Luís Eusébio (Peguaoty - SP):
            Você falou que seis anos atrás, era outra coisa, tinha muito espaço, tinha muita mata que não tinha dono. Esses homens do parque faz pouco tempo, aqui em Intervales desde 1995, estão tentando ainda regularizar na lei do sistema de parque. Até agora sei que não tem nada definido ainda.
            Que nem nós, que nem eu, eu chamo de Tekoa Peguaoty. Como eles chamam de Parque Intervales, nós também chamamos de Tekoa, que é aldeia, Peguaoty, aonde nós mantemos a nossa cultura. Outra coisa é, há 6 anos, nós sempre, como muita gente fala, e é um pouco verdade, nós procuramos não enfrentarmos briga. Não enfrentamos, que nem nosso parente, pensando em Amazonia, no norte do país, por isso que até hoje, onde tem briga, e também por causa da língua e por causa da lei, nós não sabemos nos defender. Então, se aqui o dono não quer, vamos ter que mudar para outro canto, até que vem a briga e a gente tem que mudar para mais outro canto. Hoje não tem mais saída, hoje não tem mais para onde a gente ir. Nós temos que firmar o pé, não tem como, não tem jeito. Para onde, para cá ou para lá?
            Outra coisa é, aqui no Estado de São Paulo, nós conhecemos a história, e a história de vocês não vem falando a verdade, não vem contando a verdade, mas nós sabemos que a população do sul até o Espírito Santo é habitada pelos índios, pelos parentes Guarani e outro povo.
            Em Cananéia, dois anos atrás, eu fui no Museu do Índio e eu vi uma escrita e olhei bem, estava dizendo que em 1552 já havia o indígena Carijó e falava de Itariri. Então, eu sempre falo, aí que está falando a verdade, mas ninguém acha que a verdade é Isso. Mas, nós sabemos que foi invadido, foi massacrado, foi exterminado o povo indígena do litoral de norte a sul. Isso que eu sempre falo e é uma coisa verdadeira.

Carlos Marés:
            Eu acho que você disse uma coisa que é muito certa, isso tem que levantar. Os Guarani, sempre quando tinha mata, quando tinha terra, eles se afastavam. Chegava alguém e eles não enfrentaram esse briga. Igual a mulher aqui de Intervales: eu não abro mão. Antes, tinha outros lugares, mas hoje não tem outros lugares. Hoje, não tem outro jeito. Vai para onde? É isso que eu perguntava lá para o pessoal dos ambientalistas do Paraná: “Tá bom, vamos tirar o povo Guarani de Guaraqueçaba, lá em Superagui, vamos tirar. E por aonde? Tem que por num lugar, você não tira uma pessoa, eu vou tirar você dessa cadeira e deixar você em pé, aí não adianta nada. Aqui está ruim para você, mas eu vou por você sentado onde? Tem que por em outro lugar, mas se o outro lugar está ocupado não tem onde por. Se não tem onde por, deixa sentado aí. Deixa quieto, isso que tem que fazer”.

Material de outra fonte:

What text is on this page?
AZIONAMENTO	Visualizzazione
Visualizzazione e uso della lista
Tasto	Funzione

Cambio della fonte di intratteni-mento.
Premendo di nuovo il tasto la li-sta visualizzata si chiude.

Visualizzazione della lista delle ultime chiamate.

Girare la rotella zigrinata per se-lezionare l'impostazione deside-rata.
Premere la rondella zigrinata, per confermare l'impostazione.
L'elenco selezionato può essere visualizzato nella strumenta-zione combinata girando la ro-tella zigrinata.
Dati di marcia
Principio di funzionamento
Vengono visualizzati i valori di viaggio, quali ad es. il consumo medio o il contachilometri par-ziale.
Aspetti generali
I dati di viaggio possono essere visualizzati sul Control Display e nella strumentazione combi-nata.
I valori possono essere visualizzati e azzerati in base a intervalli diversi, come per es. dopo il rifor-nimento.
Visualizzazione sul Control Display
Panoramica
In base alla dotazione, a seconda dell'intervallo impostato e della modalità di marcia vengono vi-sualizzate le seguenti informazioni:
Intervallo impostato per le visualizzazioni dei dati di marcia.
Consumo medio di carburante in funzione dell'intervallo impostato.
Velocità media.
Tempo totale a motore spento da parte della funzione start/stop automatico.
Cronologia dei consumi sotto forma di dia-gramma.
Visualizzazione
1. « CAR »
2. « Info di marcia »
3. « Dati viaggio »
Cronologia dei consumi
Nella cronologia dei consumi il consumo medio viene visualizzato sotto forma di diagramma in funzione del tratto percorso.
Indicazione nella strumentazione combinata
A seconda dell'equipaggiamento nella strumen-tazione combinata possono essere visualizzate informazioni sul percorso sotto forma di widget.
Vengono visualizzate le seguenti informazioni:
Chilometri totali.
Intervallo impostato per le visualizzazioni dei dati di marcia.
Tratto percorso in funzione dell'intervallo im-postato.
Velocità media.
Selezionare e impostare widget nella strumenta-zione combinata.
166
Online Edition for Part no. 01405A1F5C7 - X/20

            Eu acho que essa é a idéia que está hoje. Por isso que hoje nós estamos discutindo isso, não é porque os Guarani nasceram hoje, porque senão iam dizer como é que apareceram os Guarani, surgiu de repente, não existia e de repente surgiu? Não, já existiam, sempre existiram. Aliás, existiram antes que os brancos. Como você mesmo disse, antes dos brancos já havia outros povos no Brasil.
            A questão é mesmo essa, hoje não tem terra. Nós temos que encontrar solução, e a solução é ficando. Mas vai ficar como? Aí o Estado tem que ajudar a resolver outros problemas, que é o problema de saúde, que é o problema de comida, esses problemas têm que ser resolvidos. Esses problemas não podem ficar assim, não pode cercar o parque, e os Guarani não saem dele e ninguém mais entra, não é assim, não pode ser assim. Diga a pergunta, quem sabe melhora a minha resposta.

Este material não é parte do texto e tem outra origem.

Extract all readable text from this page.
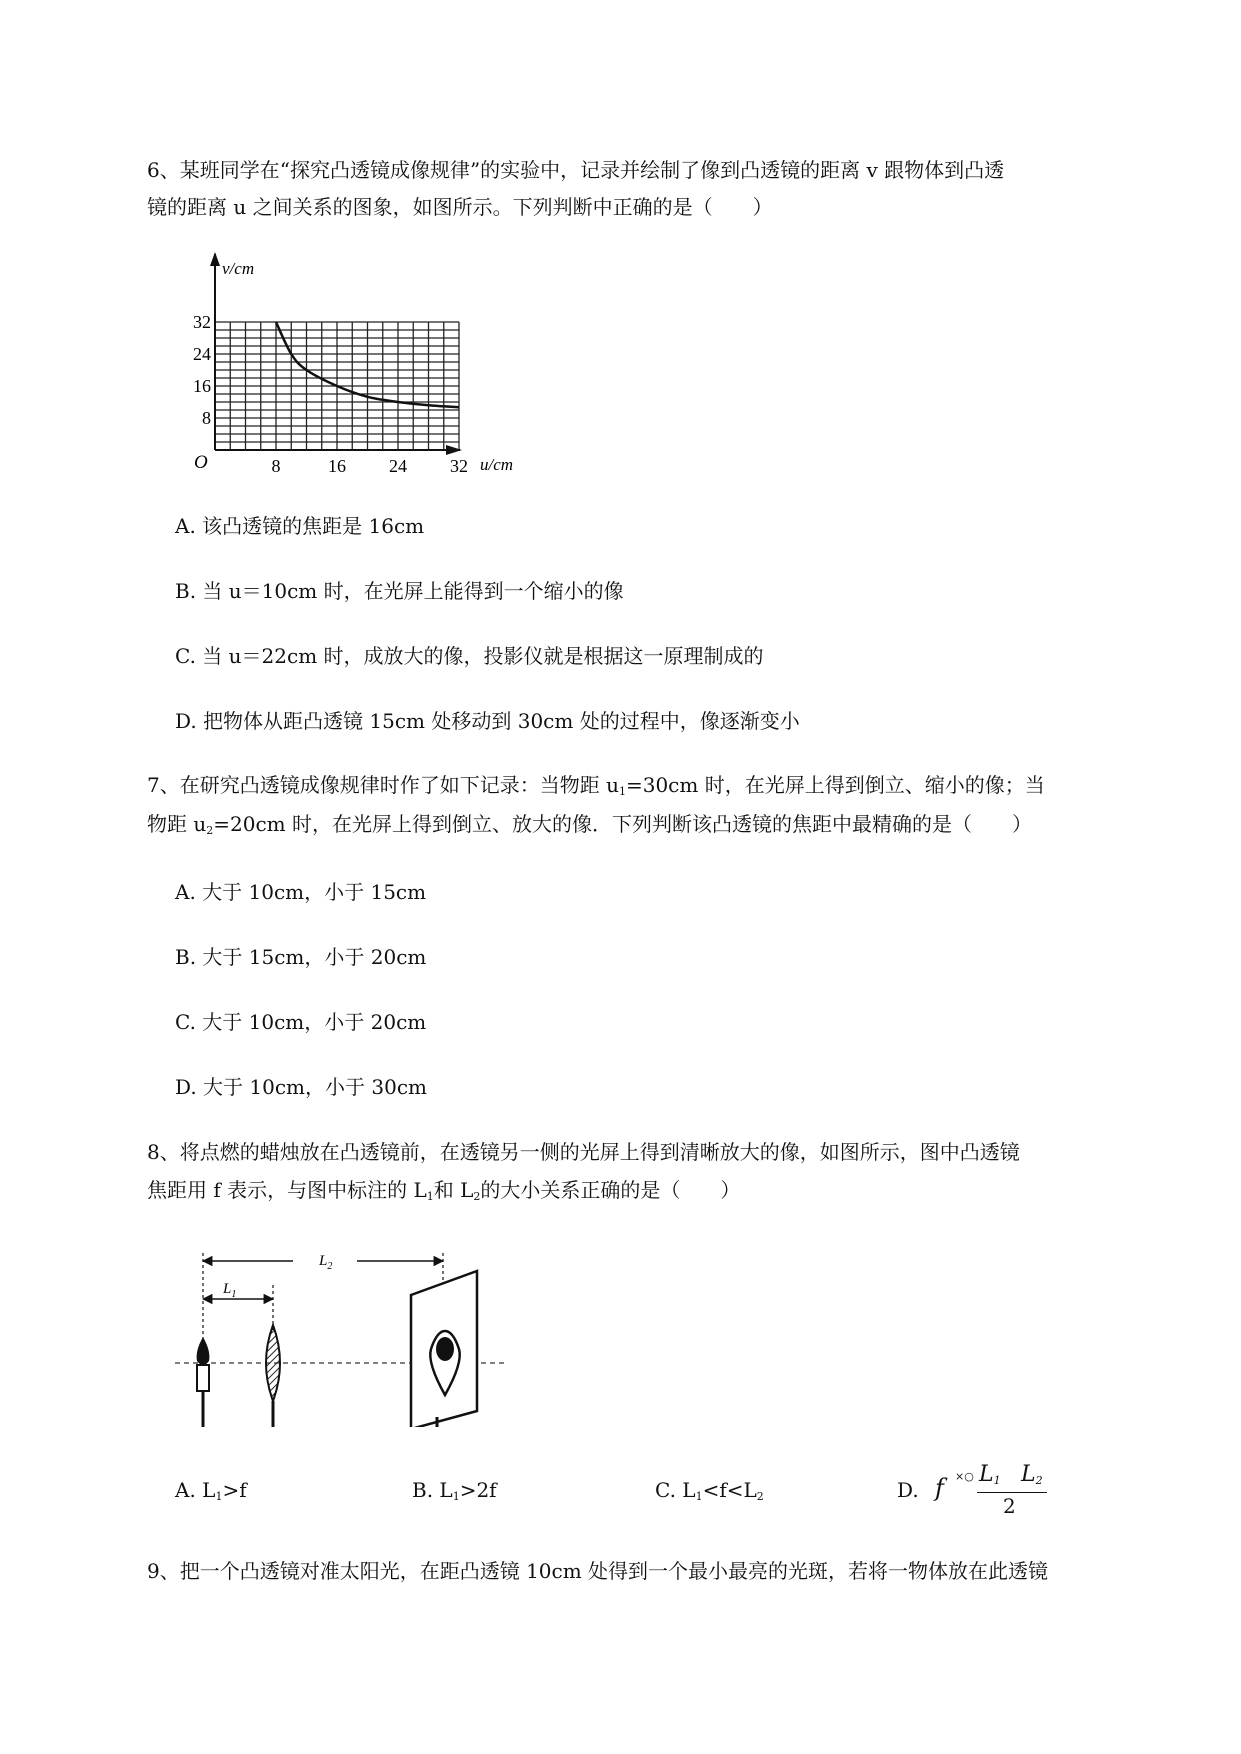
6、某班同学在“探究凸透镜成像规律”的实验中，记录并绘制了像到凸透镜的距离 v 跟物体到凸透
镜的距离 u 之间关系的图象，如图所示。下列判断中正确的是（　　）
8	16 24 32
8
16
24
32
v/cm
u/cm
O
A. 该凸透镜的焦距是 16cm
B. 当 u＝10cm 时，在光屏上能得到一个缩小的像
C. 当 u＝22cm 时，成放大的像，投影仪就是根据这一原理制成的
D. 把物体从距凸透镜 15cm 处移动到 30cm 处的过程中，像逐渐变小
7、在研究凸透镜成像规律时作了如下记录：当物距 $u_1=30cm$ 时，在光屏上得到倒立、缩小的像；当
物距 $u_2=20cm$ 时，在光屏上得到倒立、放大的像．下列判断该凸透镜的焦距中最精确的是（　　）
A. 大于 10cm，小于 15cm
B. 大于 15cm，小于 20cm
C. 大于 10cm，小于 20cm
D. 大于 10cm，小于 30cm
8、将点燃的蜡烛放在凸透镜前，在透镜另一侧的光屏上得到清晰放大的像，如图所示，图中凸透镜
焦距用 f 表示，与图中标注的 $L_1$和 $L_2$的大小关系正确的是（　　）
$L_2$
$L_1$
A. $L_1>f$	B. $L_1>2f$	C. $L_1<f<L_2$	D. f ×○ $L_1$ $L_2$
2
9、把一个凸透镜对准太阳光，在距凸透镜 10cm 处得到一个最小最亮的光斑，若将一物体放在此透镜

Timóteo (Tenondé Porã - SP):
            Eu queria fazer uma pergunta. Meu nome é Timóteo e eu sou cacique da aldeia Tenondé Porã - Barragem. Eu acompanhei na sua colocação que a partir do momento que os indígenas ocupam a área de parque, quando vai produzir bastante coisa, por exemplo, quando vai fazer bastante plantações, o governo tem direito de dar mais uma área fora do parque. Onde tem essa lei que garante isso? De que forma que vai se negociar isso? É isso que eu gostaria que você informasse.

Carlos Marés:
            Veja o seguinte, não tem uma lei que diga assim, isso não tem realmente. O que tem é uma negociação. Por quê? Porque o que o governo diz e a D. Antonia? “Não pode ter gente dentro do parque, o parque é sem gente”. Isso nós não podemos aceitar. Não podemos aceitar porque não tem onde ficar. Não tem outro lugar com mato, com rio, que esteja preservado, etc., para os Guarani poderem viver a sua vida, formar os Tekoa como vocês chamam. Não tem como, não tem outro lugar, então, tem que ser aqui dentro. O que o governo está dizendo é o seguinte: “Vocês não podem ficar porque vocês vão destruir igual aos brancos destruíram”.  E por quê? Porque vocês têm que produzir para comer”.
            Se, a forma como a gente usa essa terra é uma forma que não destrói, é uma forma como os Guarani vem usando a terra há muitos anos, e essa terra tem o tamanho suficiente para resistir a essa vida Guarani aqui dentro, para poder manter, para reproduzir e para os filhos dos Guarani terem o mesmo tipo de terra, e ainda ter o rio limpo, ainda ter as suas palmeiras, ter os bichos, etc. e etc., se é suficientemente grande para isso, tudo bem, a terra pode ser uma terra Guarani. Se não é suficientemente grande para isso, o que normalmente acontece, a maior parte das vezes acontece isso, a terra não é suficientemente grande para manter um povo equilibrado, então é necessário que tenha outras formas. Esse é um exemplo que eu dei, de terra fora que vá produzir mandioca, que vai produzir milho, que vai produzir coisas para não pressionar dentro. Isso é uma forma. Podem existir outras formas, dependendo da negociação, pode ser negociada outra forma, tem outras formas. E isso tem que discutir com a sociedade Guarani.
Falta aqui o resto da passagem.